Showing generosity to the people of Haiti
Lifeline Children’s Services has facilitated more than 60 adoptions in Haiti — it is a nation that we love dearly and that we want to impact with both immediate help and the enduring hope of the gospel. International adoption is the most appropriate way to live out God’s heart for the sanctity of life and human dignity for some children, but we also must be involved with addressing the root issues that lead to family displacement.
I want to be like my brother Filder —marked by a joyful spirit and a persevering work ethic flowing from Christ’s presence in his life. We have much to learn from him and many others in Haiti. But for now, we also must help them.
Like the early church, we want to be people who give sacrificially of all God has given to us: “All the believers were one in heart and mind. No one claimed that any of their possessions was their own, but they shared everything they had” (Acts 2:32). Whether in a local context or as part of the global body of Christ, our call is bent toward generosity.
What does this look like?
- Financial generosity.

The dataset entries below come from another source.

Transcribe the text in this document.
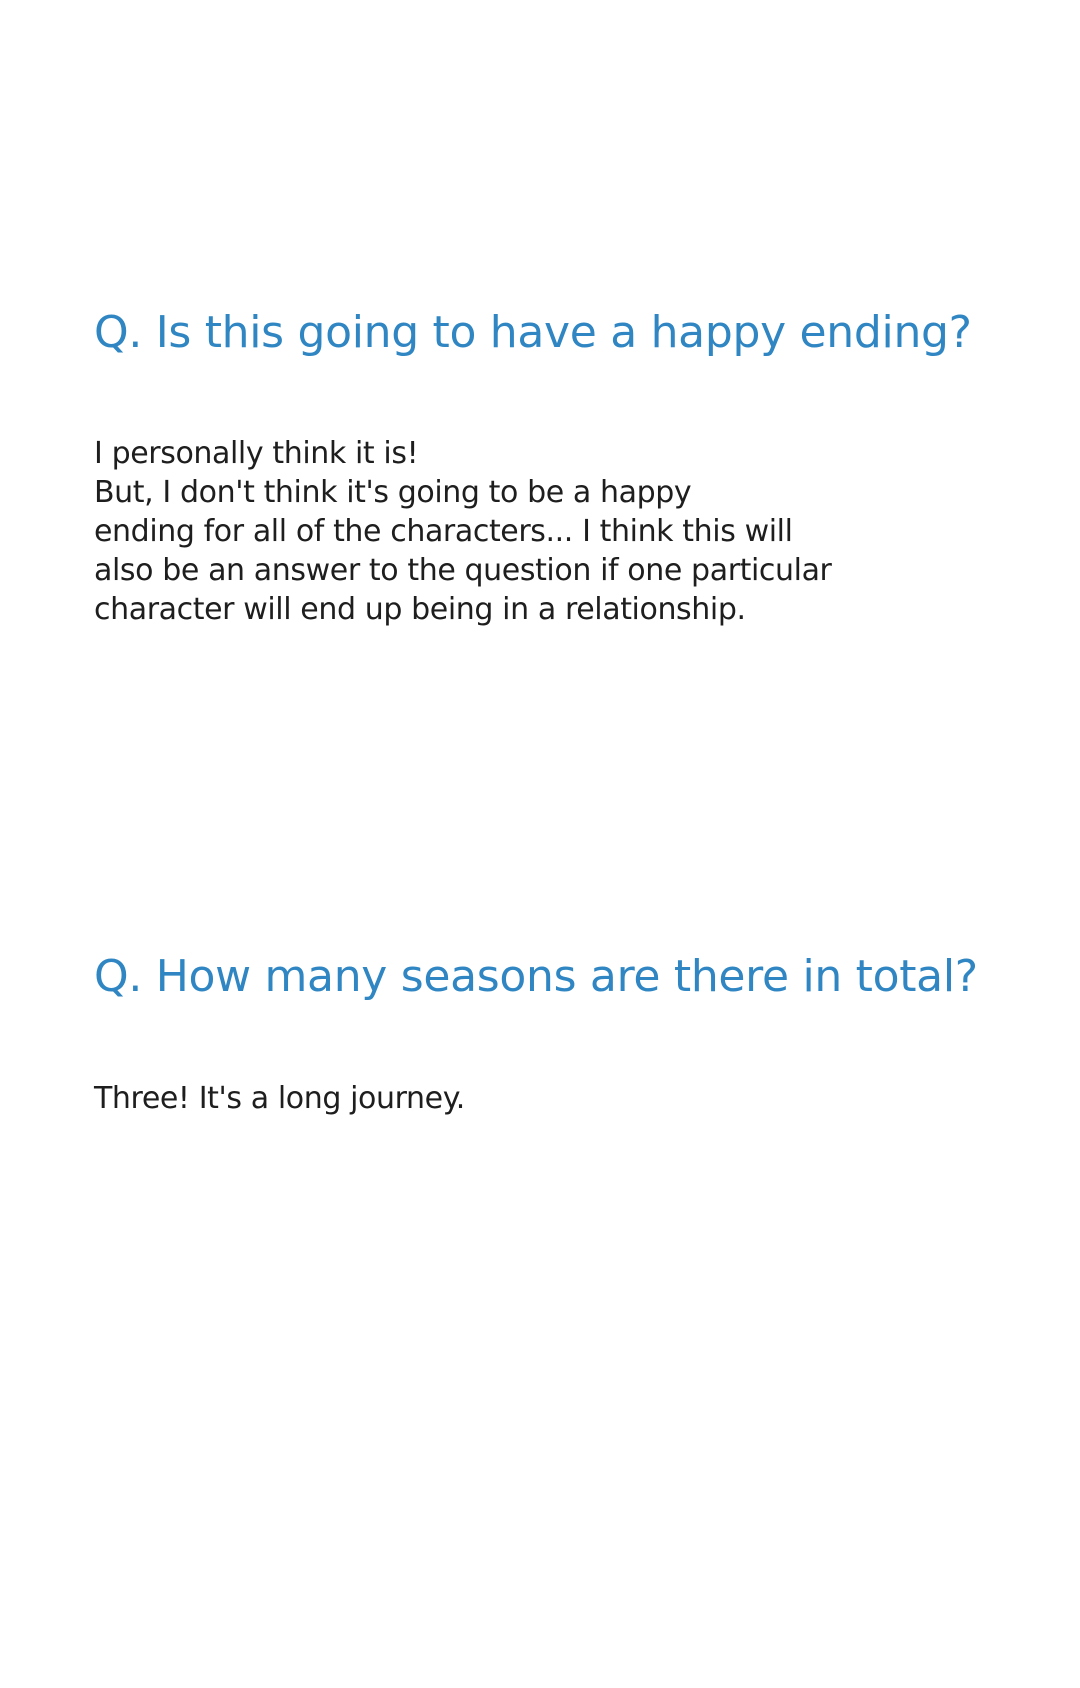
Q. Is this going to have a happy ending?
I personally think it is!
But, I don't think it's going to be a happy
ending for all of the characters... I think this will
also be an answer to the question if one particular
character will end up being in a relationship.
Q. How many seasons are there in total?
Three! It's a long journey.
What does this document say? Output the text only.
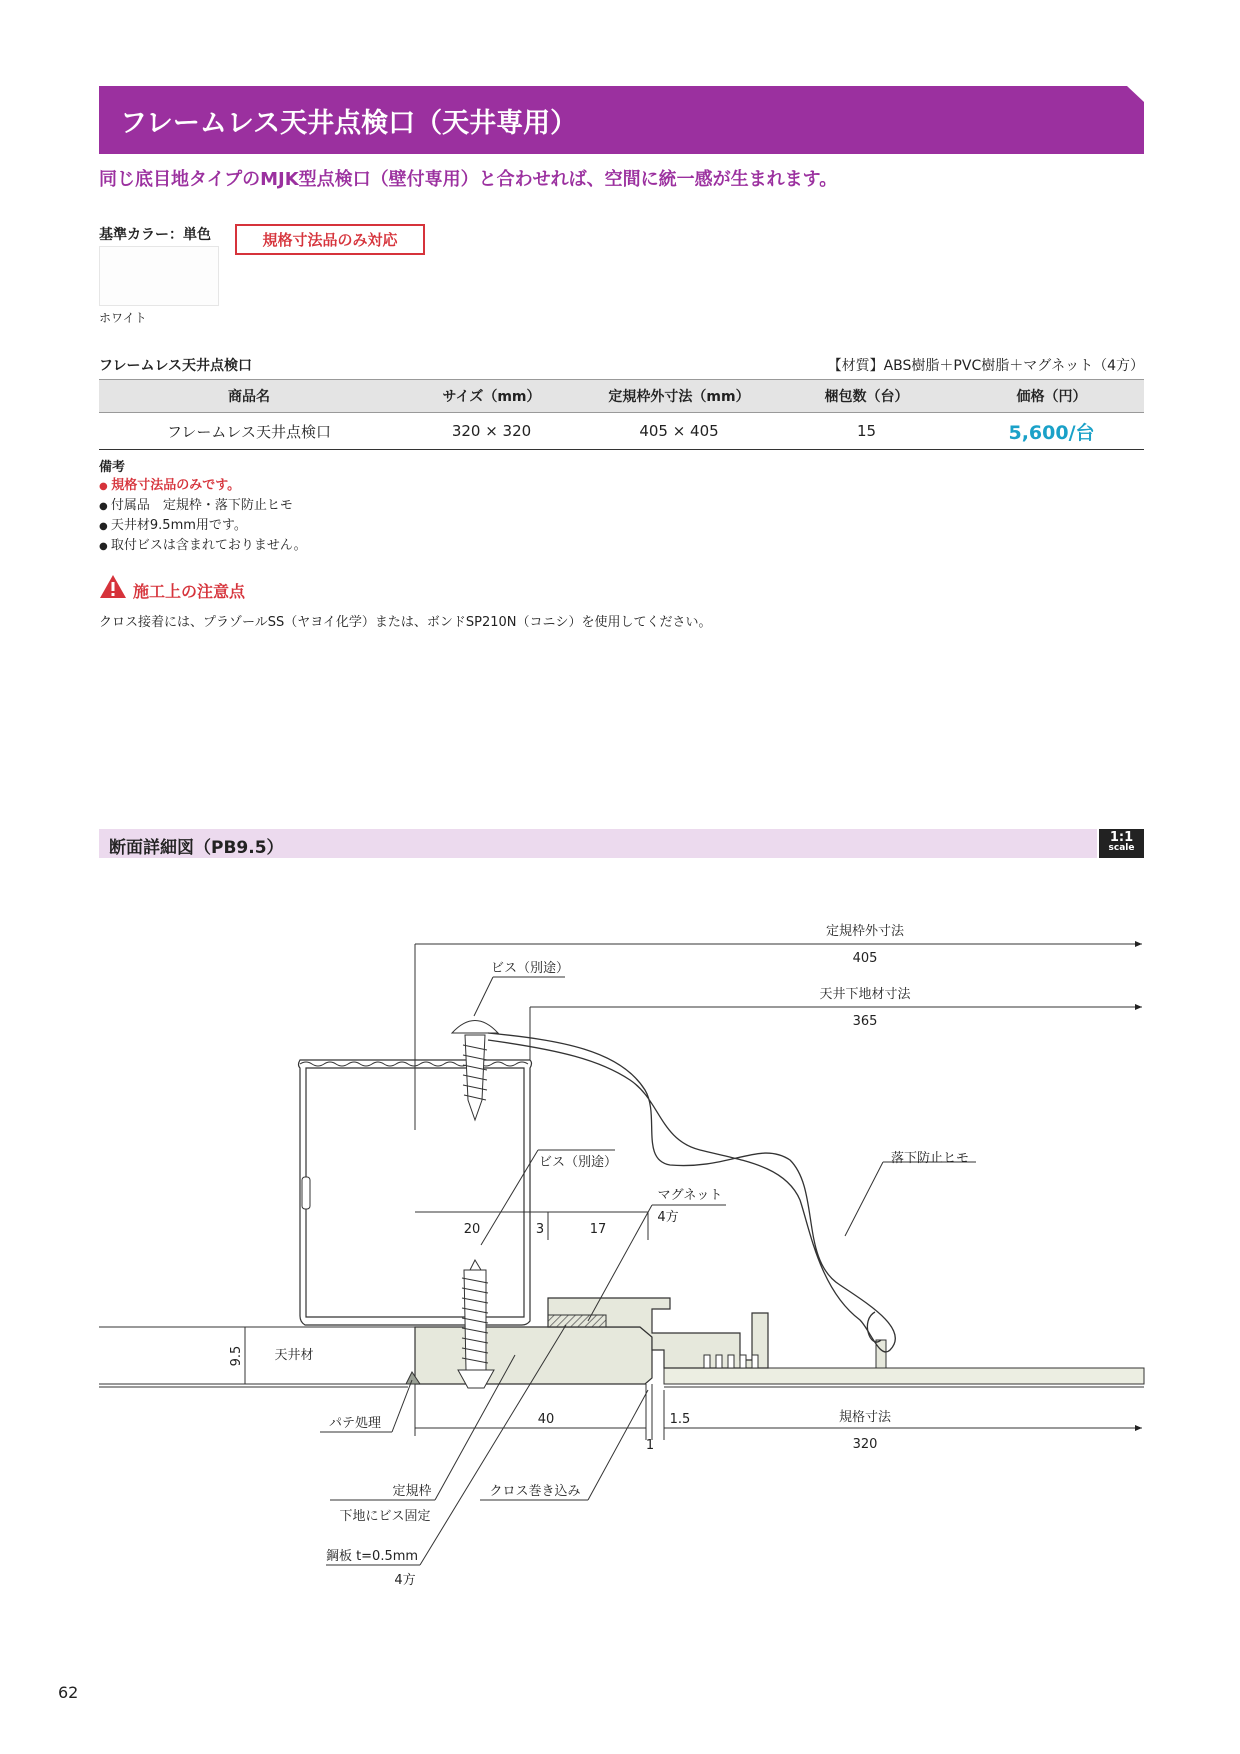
フレームレス天井点検口（天井専用）
同じ底目地タイプのMJK型点検口（壁付専用）と合わせれば、空間に統一感が生まれます。
基準カラー：単色
ホワイト
規格寸法品のみ対応
フレームレス天井点検口	【材質】ABS樹脂＋PVC樹脂＋マグネット（4方）
商品名	サイズ（mm）	定規枠外寸法（mm）	梱包数（台）	価格（円）
フレームレス天井点検口	320 × 320	405 × 405	15	5,600/台
備考
● 規格寸法品のみです。
● 付属品　定規枠・落下防止ヒモ
● 天井材9.5mm用です。
● 取付ビスは含まれておりません。
施工上の注意点
クロス接着には、プラゾールSS（ヤヨイ化学）または、ボンドSP210N（コニシ）を使用してください。
断面詳細図（PB9.5）
1:1
scale
定規枠外寸法
405
天井下地材寸法
365
ビス（別途）
ビス（別途）	落下防止ヒモ
マグネット
4方
20	3	17
9.5 天井材
パテ処理	40	1.5
1
規格寸法
320
定規枠
下地にビス固定
クロス巻き込み
鋼板 t=0.5mm
4方
62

Thousands of people in Haiti now lack basic needs of food and home supplies. They are facing insecurities on a level not seen in years. There are wonderful Christian charities who are on the front lines of meeting financial and nutrition needs like our friends at SEND Relief, World Vision, Compassion, and Samaritan’s Purse.
- Emotional and spiritual generosity. Haiti may be hundreds or thousands of miles away from many of us, but we are one church body suffering under the realities of a hurting world. Spend time reading about the crisis and the people of Haiti as a way to open your heart to a people of both joy and sorrow. Spend time lamenting with our brothers and sisters, but also fervently praying for them and with them. Remember them in your prayers and ask God for his grace and mercy to be shown to those in Haiti.
- Relational generosity. There are Haitian immigrants all around us in America. Consider how you can develop relationships to support those who may have extended family and friends impacted by the latest crises.
At Lifeline, we have also established a fund to help those in Haiti who have lost everything. We are partnering with organizations on the ground to help those impacted by the recent disasters, providing necessary items to those in need.
Our omniscient God’s eyes are on Afghanistan and Haiti at the same time. And his eyes are on you and me to offer what he would like to give — joy-filled hope. Filder and countless others in Haiti will continue to show us what it means to work hard and work joyfully even during times of tragedy. But how much better it would be if we showed them that they weren’t alone even as other eyes are turned elsewhere?